Barclays is calling for more robust regulation of all buy-now-pay-later products as it releases new research which suggests the lack of consistent affordability assessments has led shoppers to take on more debt than they can afford to repay.
Barclays' study, conducted among 2000 BNPL shoppers, found that a quarter of respondents are concerned about their ability to repay their bills. This figure rises to over a third among 18-34-year-olds. A further three in 10 say they are overwhelmed by the amount coming out of their account in BNPL bills.
The research suggests that one of the reasons for mounting BNPL payments taking shoppers by surprise is the relative ease with which they can accrue debt across multiple providers, with almost half admitting that they have had BNPL loans from different providers at the same time.

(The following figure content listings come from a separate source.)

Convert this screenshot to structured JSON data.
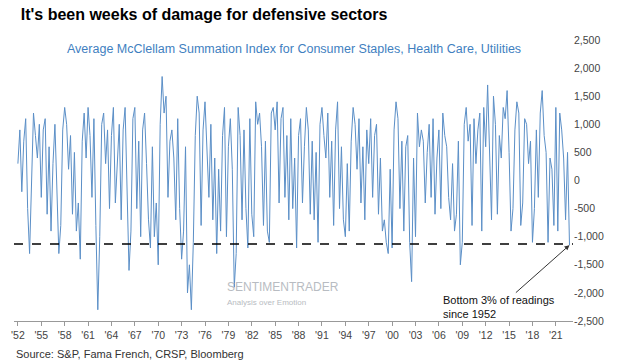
{
  "chart_data": {
    "type": "line",
    "title": "It's been weeks of damage for defensive sectors",
    "subtitle": "Average McClellam Summation Index for Consumer Staples, Health Care, Utilities",
    "source": "Source: S&P, Fama French, CRSP, Bloomberg",
    "logo": [
      "SENTIMENTRADER",
      "Analysis over Emotion"
    ],
    "color": "#5b8fc7",
    "x": [
      1952,
      1952.25,
      1952.5,
      1952.75,
      1953,
      1953.25,
      1953.5,
      1953.75,
      1954,
      1954.25,
      1954.5,
      1954.75,
      1955,
      1955.25,
      1955.5,
      1955.75,
      1956,
      1956.25,
      1956.5,
      1956.75,
      1957,
      1957.25,
      1957.5,
      1957.75,
      1958,
      1958.25,
      1958.5,
      1958.75,
      1959,
      1959.25,
      1959.5,
      1959.75,
      1960,
      1960.25,
      1960.5,
      1960.75,
      1961,
      1961.25,
      1961.5,
      1961.75,
      1962,
      1962.25,
      1962.5,
      1962.75,
      1963,
      1963.25,
      1963.5,
      1963.75,
      1964,
      1964.25,
      1964.5,
      1964.75,
      1965,
      1965.25,
      1965.5,
      1965.75,
      1966,
      1966.25,
      1966.5,
      1966.75,
      1967,
      1967.25,
      1967.5,
      1967.75,
      1968,
      1968.25,
      1968.5,
      1968.75,
      1969,
      1969.25,
      1969.5,
      1969.75,
      1970,
      1970.25,
      1970.5,
      1970.75,
      1971,
      1971.25,
      1971.5,
      1971.75,
      1972,
      1972.25,
      1972.5,
      1972.75,
      1973,
      1973.25,
      1973.5,
      1973.75,
      1974,
      1974.25,
      1974.5,
      1974.75,
      1975,
      1975.25,
      1975.5,
      1975.75,
      1976,
      1976.25,
      1976.5,
      1976.75,
      1977,
      1977.25,
      1977.5,
      1977.75,
      1978,
      1978.25,
      1978.5,
      1978.75,
      1979,
      1979.25,
      1979.5,
      1979.75,
      1980,
      1980.25,
      1980.5,
      1980.75,
      1981,
      1981.25,
      1981.5,
      1981.75,
      1982,
      1982.25,
      1982.5,
      1982.75,
      1983,
      1983.25,
      1983.5,
      1983.75,
      1984,
      1984.25,
      1984.5,
      1984.75,
      1985,
      1985.25,
      1985.5,
      1985.75,
      1986,
      1986.25,
      1986.5,
      1986.75,
      1987,
      1987.25,
      1987.5,
      1987.75,
      1988,
      1988.25,
      1988.5,
      1988.75,
      1989,
      1989.25,
      1989.5,
      1989.75,
      1990,
      1990.25,
      1990.5,
      1990.75,
      1991,
      1991.25,
      1991.5,
      1991.75,
      1992,
      1992.25,
      1992.5,
      1992.75,
      1993,
      1993.25,
      1993.5,
      1993.75,
      1994,
      1994.25,
      1994.5,
      1994.75,
      1995,
      1995.25,
      1995.5,
      1995.75,
      1996,
      1996.25,
      1996.5,
      1996.75,
      1997,
      1997.25,
      1997.5,
      1997.75,
      1998,
      1998.25,
      1998.5,
      1998.75,
      1999,
      1999.25,
      1999.5,
      1999.75,
      2000,
      2000.25,
      2000.5,
      2000.75,
      2001,
      2001.25,
      2001.5,
      2001.75,
      2002,
      2002.25,
      2002.5,
      2002.75,
      2003,
      2003.25,
      2003.5,
      2003.75,
      2004,
      2004.25,
      2004.5,
      2004.75,
      2005,
      2005.25,
      2005.5,
      2005.75,
      2006,
      2006.25,
      2006.5,
      2006.75,
      2007,
      2007.25,
      2007.5,
      2007.75,
      2008,
      2008.25,
      2008.5,
      2008.75,
      2009,
      2009.25,
      2009.5,
      2009.75,
      2010,
      2010.25,
      2010.5,
      2010.75,
      2011,
      2011.25,
      2011.5,
      2011.75,
      2012,
      2012.25,
      2012.5,
      2012.75,
      2013,
      2013.25,
      2013.5,
      2013.75,
      2014,
      2014.25,
      2014.5,
      2014.75,
      2015,
      2015.25,
      2015.5,
      2015.75,
      2016,
      2016.25,
      2016.5,
      2016.75,
      2017,
      2017.25,
      2017.5,
      2017.75,
      2018,
      2018.25,
      2018.5,
      2018.75,
      2019,
      2019.25,
      2019.5,
      2019.75,
      2020,
      2020.25,
      2020.5,
      2020.75,
      2021,
      2021.25,
      2021.5,
      2021.75,
      2022,
      2022.25,
      2022.5,
      2022.75
    ],
    "values": [
      300,
      900,
      -200,
      700,
      1100,
      -500,
      -1300,
      200,
      1200,
      800,
      400,
      1000,
      -300,
      900,
      1100,
      -600,
      600,
      -900,
      300,
      1000,
      -400,
      -1300,
      -800,
      900,
      1300,
      1000,
      200,
      800,
      -600,
      500,
      -900,
      -400,
      -1400,
      700,
      1200,
      400,
      1300,
      800,
      -300,
      1100,
      -800,
      -2300,
      -1000,
      1000,
      1200,
      300,
      900,
      -500,
      800,
      1300,
      -400,
      200,
      1000,
      -700,
      900,
      1300,
      -400,
      -1600,
      -900,
      1100,
      1300,
      -500,
      700,
      -1000,
      900,
      1200,
      300,
      -700,
      -1200,
      600,
      -1000,
      -400,
      -1500,
      1000,
      1850,
      1200,
      1500,
      -300,
      700,
      900,
      400,
      -700,
      1100,
      -500,
      -1400,
      -900,
      600,
      -2000,
      -1500,
      -2300,
      -1100,
      800,
      1500,
      1200,
      -800,
      900,
      1400,
      600,
      -300,
      1000,
      -700,
      400,
      -1300,
      200,
      -900,
      800,
      1300,
      -1000,
      600,
      1100,
      200,
      -1900,
      -1300,
      1300,
      800,
      -700,
      900,
      -500,
      -1200,
      1100,
      -600,
      -1000,
      1400,
      1000,
      1200,
      600,
      -800,
      700,
      -900,
      -1100,
      1200,
      1300,
      900,
      1400,
      -400,
      1100,
      1300,
      -300,
      800,
      -700,
      1100,
      -500,
      400,
      -1200,
      800,
      1100,
      -400,
      600,
      1300,
      900,
      -600,
      700,
      -700,
      500,
      -1100,
      1000,
      1300,
      800,
      400,
      1200,
      -300,
      700,
      -800,
      900,
      1400,
      -500,
      600,
      -700,
      -1000,
      300,
      -900,
      700,
      1300,
      1000,
      200,
      1100,
      -400,
      600,
      -700,
      900,
      300,
      1100,
      -300,
      800,
      1000,
      -600,
      400,
      -900,
      -700,
      -1100,
      -1300,
      200,
      -1200,
      900,
      1400,
      1100,
      -500,
      700,
      -900,
      600,
      800,
      -1100,
      -1800,
      400,
      -1000,
      1200,
      600,
      900,
      700,
      -400,
      500,
      1000,
      -300,
      1100,
      -600,
      400,
      900,
      -500,
      1200,
      800,
      600,
      -300,
      -700,
      300,
      -900,
      -600,
      700,
      -1500,
      -1100,
      1000,
      1300,
      700,
      1000,
      -800,
      1100,
      300,
      900,
      1200,
      -900,
      1300,
      600,
      1700,
      500,
      -700,
      1500,
      1000,
      -600,
      800,
      400,
      1300,
      1100,
      1600,
      500,
      -900,
      -500,
      900,
      1400,
      1200,
      -800,
      -400,
      1100,
      1000,
      300,
      700,
      -1100,
      -500,
      900,
      -300,
      1200,
      1600,
      800,
      500,
      -1100,
      400,
      200,
      -800,
      1300,
      -900,
      1200,
      900,
      400,
      -700,
      500,
      -1150
    ],
    "xlim": [
      1951.5,
      2023.2
    ],
    "xticks": [
      {
        "value": 1952,
        "label": "'52"
      },
      {
        "value": 1955,
        "label": "'55"
      },
      {
        "value": 1958,
        "label": "'58"
      },
      {
        "value": 1961,
        "label": "'61"
      },
      {
        "value": 1964,
        "label": "'64"
      },
      {
        "value": 1967,
        "label": "'67"
      },
      {
        "value": 1970,
        "label": "'70"
      },
      {
        "value": 1973,
        "label": "'73"
      },
      {
        "value": 1976,
        "label": "'76"
      },
      {
        "value": 1979,
        "label": "'79"
      },
      {
        "value": 1982,
        "label": "'82"
      },
      {
        "value": 1985,
        "label": "'85"
      },
      {
        "value": 1988,
        "label": "'88"
      },
      {
        "value": 1991,
        "label": "'91"
      },
      {
        "value": 1994,
        "label": "'94"
      },
      {
        "value": 1997,
        "label": "'97"
      },
      {
        "value": 2000,
        "label": "'00"
      },
      {
        "value": 2003,
        "label": "'03"
      },
      {
        "value": 2006,
        "label": "'06"
      },
      {
        "value": 2009,
        "label": "'09"
      },
      {
        "value": 2012,
        "label": "'12"
      },
      {
        "value": 2015,
        "label": "'15"
      },
      {
        "value": 2018,
        "label": "'18"
      },
      {
        "value": 2021,
        "label": "'21"
      }
    ],
    "ylim": [
      -2500,
      2500
    ],
    "yticks": [
      {
        "value": 2500,
        "label": "2,500"
      },
      {
        "value": 2000,
        "label": "2,000"
      },
      {
        "value": 1500,
        "label": "1,500"
      },
      {
        "value": 1000,
        "label": "1,000"
      },
      500,
      0,
      -500,
      {
        "value": -1000,
        "label": "-1,000"
      },
      {
        "value": -1500,
        "label": "-1,500"
      },
      {
        "value": -2000,
        "label": "-2,000"
      },
      {
        "value": -2500,
        "label": "-2,500"
      }
    ],
    "grid": false,
    "reference_line": {
      "value": -1130,
      "line_style": "dashed",
      "color": "#000000"
    },
    "annotations": [
      {
        "text": "Bottom 3% of readings\nsince 1952",
        "x": 2022.75,
        "y": -1150
      }
    ]
  }
}
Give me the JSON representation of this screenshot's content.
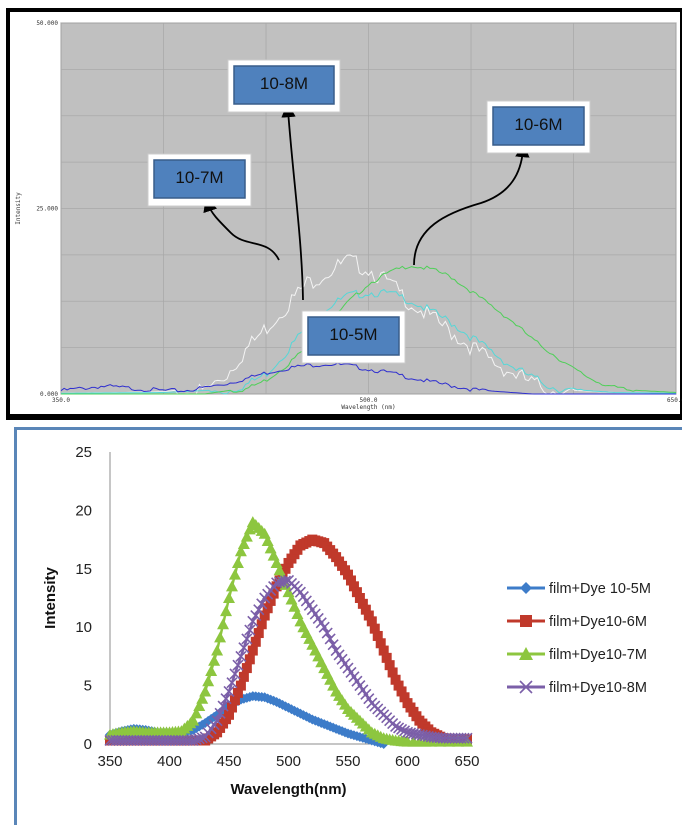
{
  "chart_data": [
    {
      "type": "line",
      "xlabel": "Wavelength (nm)",
      "ylabel": "Intensity",
      "xlim": [
        350,
        650
      ],
      "ylim": [
        0,
        50
      ],
      "x_ticks": [
        "350.0",
        "500.0",
        "650.0"
      ],
      "y_ticks": [
        "0.000",
        "25.000",
        "50.000"
      ],
      "grid": true,
      "background": "#c0c0c0",
      "series": [
        {
          "name": "10-8M",
          "color": "#f4f4f4",
          "points": [
            [
              350,
              0.1
            ],
            [
              380,
              0.2
            ],
            [
              400,
              0.3
            ],
            [
              420,
              1.0
            ],
            [
              430,
              3.0
            ],
            [
              440,
              6.5
            ],
            [
              450,
              9.5
            ],
            [
              460,
              12.5
            ],
            [
              470,
              15.5
            ],
            [
              480,
              17.0
            ],
            [
              490,
              18.5
            ],
            [
              500,
              17.5
            ],
            [
              510,
              15.5
            ],
            [
              520,
              13.0
            ],
            [
              530,
              11.0
            ],
            [
              540,
              9.0
            ],
            [
              550,
              7.0
            ],
            [
              560,
              5.0
            ],
            [
              570,
              3.5
            ],
            [
              580,
              2.0
            ],
            [
              590,
              1.0
            ],
            [
              600,
              0.5
            ],
            [
              620,
              0.2
            ],
            [
              650,
              0.1
            ]
          ]
        },
        {
          "name": "10-7M",
          "color": "#55d7d7",
          "points": [
            [
              350,
              0.1
            ],
            [
              400,
              0.2
            ],
            [
              430,
              0.6
            ],
            [
              440,
              1.5
            ],
            [
              450,
              3.0
            ],
            [
              460,
              6.0
            ],
            [
              470,
              9.5
            ],
            [
              480,
              12.0
            ],
            [
              490,
              13.5
            ],
            [
              500,
              14.0
            ],
            [
              510,
              13.8
            ],
            [
              520,
              13.0
            ],
            [
              530,
              11.5
            ],
            [
              540,
              10.0
            ],
            [
              550,
              8.0
            ],
            [
              560,
              6.0
            ],
            [
              570,
              4.0
            ],
            [
              580,
              2.5
            ],
            [
              590,
              1.2
            ],
            [
              600,
              0.6
            ],
            [
              620,
              0.2
            ],
            [
              650,
              0.1
            ]
          ]
        },
        {
          "name": "10-6M",
          "color": "#4fcf58",
          "points": [
            [
              350,
              0.0
            ],
            [
              420,
              0.0
            ],
            [
              440,
              0.8
            ],
            [
              450,
              2.0
            ],
            [
              460,
              4.0
            ],
            [
              470,
              6.5
            ],
            [
              480,
              9.5
            ],
            [
              490,
              12.5
            ],
            [
              500,
              15.0
            ],
            [
              510,
              16.5
            ],
            [
              520,
              17.5
            ],
            [
              530,
              17.0
            ],
            [
              540,
              16.0
            ],
            [
              550,
              14.0
            ],
            [
              560,
              12.0
            ],
            [
              570,
              10.0
            ],
            [
              580,
              7.5
            ],
            [
              590,
              5.5
            ],
            [
              600,
              3.5
            ],
            [
              610,
              2.0
            ],
            [
              620,
              1.0
            ],
            [
              630,
              0.5
            ],
            [
              650,
              0.2
            ]
          ]
        },
        {
          "name": "10-5M",
          "color": "#2f2fcf",
          "points": [
            [
              350,
              0.6
            ],
            [
              360,
              0.9
            ],
            [
              370,
              1.2
            ],
            [
              380,
              1.0
            ],
            [
              390,
              0.8
            ],
            [
              400,
              0.6
            ],
            [
              410,
              0.6
            ],
            [
              420,
              1.0
            ],
            [
              430,
              1.5
            ],
            [
              440,
              2.2
            ],
            [
              450,
              3.0
            ],
            [
              460,
              3.6
            ],
            [
              470,
              4.0
            ],
            [
              480,
              4.2
            ],
            [
              490,
              4.0
            ],
            [
              500,
              3.5
            ],
            [
              510,
              3.0
            ],
            [
              520,
              2.4
            ],
            [
              530,
              1.8
            ],
            [
              540,
              1.3
            ],
            [
              550,
              0.8
            ],
            [
              560,
              0.4
            ],
            [
              570,
              0.2
            ],
            [
              580,
              0.0
            ],
            [
              650,
              0.0
            ]
          ]
        }
      ],
      "callouts": [
        "10-7M",
        "10-8M",
        "10-6M",
        "10-5M"
      ]
    },
    {
      "type": "scatter",
      "xlabel": "Wavelength(nm)",
      "ylabel": "Intensity",
      "xlim": [
        350,
        650
      ],
      "ylim": [
        0,
        25
      ],
      "x_ticks": [
        "350",
        "400",
        "450",
        "500",
        "550",
        "600",
        "650"
      ],
      "y_ticks": [
        "0",
        "5",
        "10",
        "15",
        "20",
        "25"
      ],
      "grid": false,
      "legend_position": "right",
      "series": [
        {
          "name": "film+Dye 10-5M",
          "color": "#3d7cc9",
          "marker": "diamond",
          "points": [
            [
              350,
              0.8
            ],
            [
              360,
              1.1
            ],
            [
              370,
              1.3
            ],
            [
              380,
              1.2
            ],
            [
              390,
              1.0
            ],
            [
              400,
              1.0
            ],
            [
              410,
              1.0
            ],
            [
              420,
              1.2
            ],
            [
              430,
              1.8
            ],
            [
              440,
              2.5
            ],
            [
              450,
              3.3
            ],
            [
              460,
              3.8
            ],
            [
              470,
              4.1
            ],
            [
              480,
              4.0
            ],
            [
              490,
              3.6
            ],
            [
              500,
              3.1
            ],
            [
              510,
              2.6
            ],
            [
              520,
              2.1
            ],
            [
              530,
              1.7
            ],
            [
              540,
              1.3
            ],
            [
              550,
              0.9
            ],
            [
              560,
              0.6
            ],
            [
              570,
              0.3
            ],
            [
              580,
              0.0
            ]
          ]
        },
        {
          "name": "film+Dye10-6M",
          "color": "#c0392b",
          "marker": "square",
          "points": [
            [
              350,
              0.3
            ],
            [
              360,
              0.3
            ],
            [
              370,
              0.3
            ],
            [
              380,
              0.3
            ],
            [
              390,
              0.3
            ],
            [
              400,
              0.3
            ],
            [
              410,
              0.3
            ],
            [
              420,
              0.3
            ],
            [
              430,
              0.3
            ],
            [
              440,
              1.0
            ],
            [
              450,
              2.5
            ],
            [
              460,
              5.0
            ],
            [
              470,
              8.0
            ],
            [
              480,
              11.0
            ],
            [
              490,
              13.5
            ],
            [
              500,
              15.5
            ],
            [
              510,
              17.0
            ],
            [
              520,
              17.5
            ],
            [
              530,
              17.2
            ],
            [
              540,
              16.0
            ],
            [
              550,
              14.5
            ],
            [
              560,
              12.5
            ],
            [
              570,
              10.5
            ],
            [
              580,
              8.0
            ],
            [
              590,
              5.5
            ],
            [
              600,
              3.5
            ],
            [
              610,
              2.0
            ],
            [
              620,
              1.0
            ],
            [
              630,
              0.5
            ],
            [
              640,
              0.4
            ],
            [
              650,
              0.4
            ]
          ]
        },
        {
          "name": "film+Dye10-7M",
          "color": "#8dc63f",
          "marker": "triangle",
          "points": [
            [
              350,
              0.8
            ],
            [
              360,
              1.0
            ],
            [
              370,
              1.1
            ],
            [
              380,
              1.0
            ],
            [
              390,
              1.0
            ],
            [
              400,
              1.0
            ],
            [
              410,
              1.1
            ],
            [
              420,
              2.0
            ],
            [
              430,
              4.5
            ],
            [
              440,
              8.0
            ],
            [
              450,
              12.5
            ],
            [
              460,
              16.5
            ],
            [
              470,
              19.0
            ],
            [
              480,
              18.0
            ],
            [
              490,
              15.5
            ],
            [
              500,
              13.0
            ],
            [
              510,
              10.5
            ],
            [
              520,
              8.5
            ],
            [
              530,
              6.5
            ],
            [
              540,
              4.5
            ],
            [
              550,
              3.0
            ],
            [
              560,
              2.0
            ],
            [
              570,
              1.0
            ],
            [
              580,
              0.5
            ],
            [
              590,
              0.3
            ],
            [
              600,
              0.2
            ],
            [
              620,
              0.2
            ],
            [
              650,
              0.2
            ]
          ]
        },
        {
          "name": "film+Dye10-8M",
          "color": "#7b5fa8",
          "marker": "x",
          "points": [
            [
              350,
              0.3
            ],
            [
              360,
              0.3
            ],
            [
              370,
              0.3
            ],
            [
              380,
              0.3
            ],
            [
              390,
              0.3
            ],
            [
              400,
              0.3
            ],
            [
              410,
              0.3
            ],
            [
              420,
              0.3
            ],
            [
              430,
              0.6
            ],
            [
              440,
              2.0
            ],
            [
              450,
              4.5
            ],
            [
              460,
              7.5
            ],
            [
              470,
              10.5
            ],
            [
              480,
              12.5
            ],
            [
              490,
              13.8
            ],
            [
              500,
              14.0
            ],
            [
              510,
              13.0
            ],
            [
              520,
              11.5
            ],
            [
              530,
              10.0
            ],
            [
              540,
              8.0
            ],
            [
              550,
              6.5
            ],
            [
              560,
              5.0
            ],
            [
              570,
              3.5
            ],
            [
              580,
              2.5
            ],
            [
              590,
              1.5
            ],
            [
              600,
              1.0
            ],
            [
              610,
              0.8
            ],
            [
              620,
              0.6
            ],
            [
              630,
              0.5
            ],
            [
              640,
              0.5
            ],
            [
              650,
              0.5
            ]
          ]
        }
      ]
    }
  ]
}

Of those, three in five say they have had three or more concurrent BNPL providers. The average BNPL user is currently paying off £293 in BNPL loans.
Barclays believes that the frictionless nature of BNPL as a way to pay encourages shoppers to overspend with three in 10 BNPL users between 18 and 34 saying the availability of BNPL has made them shop without thinking, because it’s so easy to buy something in the moment and worry about repayments later. Overall, 30 per cent of shoppers have said they regret using it because they have bought more than they can afford to repay. This number rises to 44 per cent among 18-34 year olds.
Barclays, which itself offers interest-free and interest-bearing loans at the point of sale over a range of lending periods and recently struck a BNPL deal with Amazon, argues that the buy now, pay later market should be subject to the same stringent regulation as the wider consumer credit sector.
The government is currently considering how to regulate the industry, and Barclays believes that a robust regulatory framework is crucial to protecting consumers from taking on unmanageable debt
Antony Stephen, CEO of Barclays Partner Finance, says: “It’s essential that the new rules around BNPL regulation are fit for purpose and protect consumers from spiralling debt. Our research identifies the shortcomings of unregulated short-term interest-free credit options and highlights that people are still not clear on the repercussions of not making repayments. Barclays believes all consumer credit products should be subject to the same level of regulation, to avoid an unnecessary two-tier regulatory framework that goes against the best interests of consumers.
“We’re calling for more consistency in the regulation, with a common framework applying to all consumer credit products, and we are hopeful that HM Treasury’s review will deliver this.”